According to the SCORM 1.2 Content Aggregation Model specification, a ‘content aggregation’ consists of a collection of:
- Assets such as Flash objects, JPEG images, XML documents …
- “Shareable Content Objects” or SCOs for short
The specification says this:
SCOs are intended to be subjectively small units, such that potential reuse across multiple learning objectives is feasible.
In other words, an SCO is intended to be a little piece of ‘education’ (for lack of a better word) that can be assembled with other SCOs to create a larger piece of ‘education’. It further defines a SCO as follows:
A Shareable Content Object (SCO) represents a collection of one or more Assets that include a specific launchable asset that utilizes the SCORM Run-Time Environment to communicate with Learning Management Systems (LMSs).
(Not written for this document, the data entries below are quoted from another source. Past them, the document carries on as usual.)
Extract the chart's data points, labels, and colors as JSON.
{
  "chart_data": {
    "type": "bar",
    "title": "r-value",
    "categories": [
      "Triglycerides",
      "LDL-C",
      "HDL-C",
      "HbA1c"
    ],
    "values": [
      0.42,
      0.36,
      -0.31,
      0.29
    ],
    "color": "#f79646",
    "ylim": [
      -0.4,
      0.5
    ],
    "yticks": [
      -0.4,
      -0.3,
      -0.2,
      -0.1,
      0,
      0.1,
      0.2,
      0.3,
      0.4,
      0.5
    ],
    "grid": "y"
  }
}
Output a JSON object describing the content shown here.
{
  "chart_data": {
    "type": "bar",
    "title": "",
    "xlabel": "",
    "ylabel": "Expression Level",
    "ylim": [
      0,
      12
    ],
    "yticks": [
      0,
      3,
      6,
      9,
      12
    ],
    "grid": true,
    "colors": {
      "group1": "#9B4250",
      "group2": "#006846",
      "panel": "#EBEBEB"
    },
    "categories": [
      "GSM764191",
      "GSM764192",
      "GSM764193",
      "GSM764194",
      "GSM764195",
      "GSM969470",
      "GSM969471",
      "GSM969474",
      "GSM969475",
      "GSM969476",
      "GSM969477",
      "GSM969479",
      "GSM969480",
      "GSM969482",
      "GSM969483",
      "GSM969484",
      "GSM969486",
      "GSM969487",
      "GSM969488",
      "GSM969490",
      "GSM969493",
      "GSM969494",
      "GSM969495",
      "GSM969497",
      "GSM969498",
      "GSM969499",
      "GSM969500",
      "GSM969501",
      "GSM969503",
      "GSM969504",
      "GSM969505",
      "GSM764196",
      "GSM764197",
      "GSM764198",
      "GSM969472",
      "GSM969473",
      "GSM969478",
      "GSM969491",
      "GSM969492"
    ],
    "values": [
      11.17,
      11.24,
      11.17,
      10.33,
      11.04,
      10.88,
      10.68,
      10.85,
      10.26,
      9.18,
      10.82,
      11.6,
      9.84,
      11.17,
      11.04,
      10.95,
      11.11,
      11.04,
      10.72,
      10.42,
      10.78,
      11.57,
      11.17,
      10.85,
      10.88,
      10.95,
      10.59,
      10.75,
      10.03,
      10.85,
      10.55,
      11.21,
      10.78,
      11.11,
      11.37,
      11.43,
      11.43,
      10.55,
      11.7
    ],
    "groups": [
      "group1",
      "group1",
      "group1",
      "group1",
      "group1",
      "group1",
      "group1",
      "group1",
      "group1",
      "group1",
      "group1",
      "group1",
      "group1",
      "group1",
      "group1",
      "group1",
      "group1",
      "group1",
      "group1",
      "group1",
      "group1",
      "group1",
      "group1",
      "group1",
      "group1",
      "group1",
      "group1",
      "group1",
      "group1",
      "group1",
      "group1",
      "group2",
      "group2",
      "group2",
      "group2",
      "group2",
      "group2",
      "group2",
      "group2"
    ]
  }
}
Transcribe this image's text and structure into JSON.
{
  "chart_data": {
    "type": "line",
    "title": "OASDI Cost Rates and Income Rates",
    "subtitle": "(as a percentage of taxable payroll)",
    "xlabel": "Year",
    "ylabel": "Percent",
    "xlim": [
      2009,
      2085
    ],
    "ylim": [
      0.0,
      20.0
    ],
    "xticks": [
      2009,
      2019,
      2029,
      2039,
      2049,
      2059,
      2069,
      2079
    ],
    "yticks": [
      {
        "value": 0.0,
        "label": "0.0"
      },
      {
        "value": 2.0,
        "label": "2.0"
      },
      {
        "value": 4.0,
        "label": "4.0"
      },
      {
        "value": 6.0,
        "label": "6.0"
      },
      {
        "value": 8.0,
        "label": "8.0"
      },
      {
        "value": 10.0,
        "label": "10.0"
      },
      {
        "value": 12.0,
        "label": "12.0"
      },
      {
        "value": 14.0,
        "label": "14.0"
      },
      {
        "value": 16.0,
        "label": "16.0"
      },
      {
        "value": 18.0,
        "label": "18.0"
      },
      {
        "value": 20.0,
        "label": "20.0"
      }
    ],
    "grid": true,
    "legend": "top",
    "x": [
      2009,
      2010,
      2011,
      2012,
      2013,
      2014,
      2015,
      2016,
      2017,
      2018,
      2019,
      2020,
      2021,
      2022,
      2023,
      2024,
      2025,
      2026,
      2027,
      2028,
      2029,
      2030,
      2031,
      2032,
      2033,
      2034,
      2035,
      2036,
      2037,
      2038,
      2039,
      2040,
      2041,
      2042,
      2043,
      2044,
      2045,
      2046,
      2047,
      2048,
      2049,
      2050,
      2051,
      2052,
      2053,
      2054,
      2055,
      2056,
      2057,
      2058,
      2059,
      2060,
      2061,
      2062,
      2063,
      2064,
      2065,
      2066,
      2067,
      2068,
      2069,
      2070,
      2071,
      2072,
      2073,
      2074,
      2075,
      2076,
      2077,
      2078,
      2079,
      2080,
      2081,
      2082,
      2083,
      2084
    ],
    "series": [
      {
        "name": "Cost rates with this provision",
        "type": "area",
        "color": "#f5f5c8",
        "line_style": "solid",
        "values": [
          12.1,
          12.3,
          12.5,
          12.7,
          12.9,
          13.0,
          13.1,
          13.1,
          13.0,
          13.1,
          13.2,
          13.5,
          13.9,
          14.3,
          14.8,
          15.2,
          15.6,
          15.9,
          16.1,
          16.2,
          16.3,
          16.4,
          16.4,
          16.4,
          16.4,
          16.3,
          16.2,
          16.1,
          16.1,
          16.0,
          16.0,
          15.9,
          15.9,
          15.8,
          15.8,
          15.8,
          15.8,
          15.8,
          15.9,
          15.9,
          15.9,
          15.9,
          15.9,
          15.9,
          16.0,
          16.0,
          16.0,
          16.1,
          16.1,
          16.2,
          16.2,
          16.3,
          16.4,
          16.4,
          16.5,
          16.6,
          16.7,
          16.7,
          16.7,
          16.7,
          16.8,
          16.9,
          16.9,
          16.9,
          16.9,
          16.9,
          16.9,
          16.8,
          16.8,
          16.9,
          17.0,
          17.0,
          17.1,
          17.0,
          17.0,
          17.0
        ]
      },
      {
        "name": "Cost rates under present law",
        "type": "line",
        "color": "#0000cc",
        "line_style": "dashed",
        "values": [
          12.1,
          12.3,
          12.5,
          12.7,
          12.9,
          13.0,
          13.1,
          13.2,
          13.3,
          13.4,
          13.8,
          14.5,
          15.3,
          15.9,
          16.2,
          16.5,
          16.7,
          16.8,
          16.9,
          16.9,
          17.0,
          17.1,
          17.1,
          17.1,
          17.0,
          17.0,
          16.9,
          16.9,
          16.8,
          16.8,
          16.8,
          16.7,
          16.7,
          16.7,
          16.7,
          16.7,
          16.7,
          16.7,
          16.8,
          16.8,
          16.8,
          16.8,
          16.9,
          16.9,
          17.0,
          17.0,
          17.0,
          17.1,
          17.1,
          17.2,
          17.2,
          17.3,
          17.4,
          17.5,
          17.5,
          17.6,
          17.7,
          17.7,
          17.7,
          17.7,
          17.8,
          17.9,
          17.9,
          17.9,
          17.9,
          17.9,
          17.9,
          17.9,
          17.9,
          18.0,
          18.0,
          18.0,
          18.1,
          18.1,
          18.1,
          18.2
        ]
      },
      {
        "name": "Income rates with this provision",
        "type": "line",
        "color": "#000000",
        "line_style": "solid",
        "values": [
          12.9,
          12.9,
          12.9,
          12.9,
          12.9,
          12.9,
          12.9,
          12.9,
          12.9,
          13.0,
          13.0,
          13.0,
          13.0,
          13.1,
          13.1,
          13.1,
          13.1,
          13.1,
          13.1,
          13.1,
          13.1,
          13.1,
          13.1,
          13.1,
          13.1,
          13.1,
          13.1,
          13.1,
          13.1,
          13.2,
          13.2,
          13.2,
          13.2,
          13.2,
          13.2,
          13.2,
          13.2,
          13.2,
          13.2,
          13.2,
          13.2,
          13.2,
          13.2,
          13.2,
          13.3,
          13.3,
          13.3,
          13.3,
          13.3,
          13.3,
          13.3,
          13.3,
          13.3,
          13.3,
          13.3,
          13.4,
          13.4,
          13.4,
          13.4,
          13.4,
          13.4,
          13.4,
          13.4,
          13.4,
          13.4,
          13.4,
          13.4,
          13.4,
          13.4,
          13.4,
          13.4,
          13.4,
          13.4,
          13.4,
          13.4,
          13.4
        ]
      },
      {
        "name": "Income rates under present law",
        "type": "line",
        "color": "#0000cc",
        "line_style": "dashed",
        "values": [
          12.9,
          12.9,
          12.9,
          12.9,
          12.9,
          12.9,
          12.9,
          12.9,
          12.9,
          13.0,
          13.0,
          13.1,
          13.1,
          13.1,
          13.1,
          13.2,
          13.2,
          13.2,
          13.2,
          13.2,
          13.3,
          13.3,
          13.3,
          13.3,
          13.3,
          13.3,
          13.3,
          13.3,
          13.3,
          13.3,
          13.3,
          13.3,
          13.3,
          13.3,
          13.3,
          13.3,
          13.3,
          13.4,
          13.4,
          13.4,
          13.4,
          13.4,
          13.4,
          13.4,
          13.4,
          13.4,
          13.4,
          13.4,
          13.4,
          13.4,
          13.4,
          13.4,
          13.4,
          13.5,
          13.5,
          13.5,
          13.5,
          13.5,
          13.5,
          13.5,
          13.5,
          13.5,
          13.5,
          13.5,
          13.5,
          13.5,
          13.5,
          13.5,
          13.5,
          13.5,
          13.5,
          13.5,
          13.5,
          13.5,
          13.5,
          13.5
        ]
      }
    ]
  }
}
and it illustrates the relationship between SCOs and Assets like this:
As the figure shows, an SCO is, itself, an asset that includes the LMSInitialize() and LMSFinish() calls that I talked about earlier, and references/includes other assets as required. A ‘content aggregation’ – as ‘jcasolutions’ points out – can contain multiple SCOs, and the SCORM CAM goes into a lot more detail about how content aggregations are packaged and described using metadata.
So where does that leave me right now? My focus, so far, has been on implementing a working form of the SCORM 1.2 RTE (Run-Time Environment) using a highly simplified LMS database that supports only a single user (me) and a single SCO (what I’ve been calling a ‘course’). I’m going to continue to do this and then, when the time is right, look at how I’d have to change this to support multiple users/students and multiple SCOs.
Finally, to speak directly to ‘jcasolutions’ point about terminology, I’m going to try to use the term ‘SCO’ correctly but I may stray from time-to-time, and I certainly don’t plan to go back through my earlier posts and change everything. So please bear with me!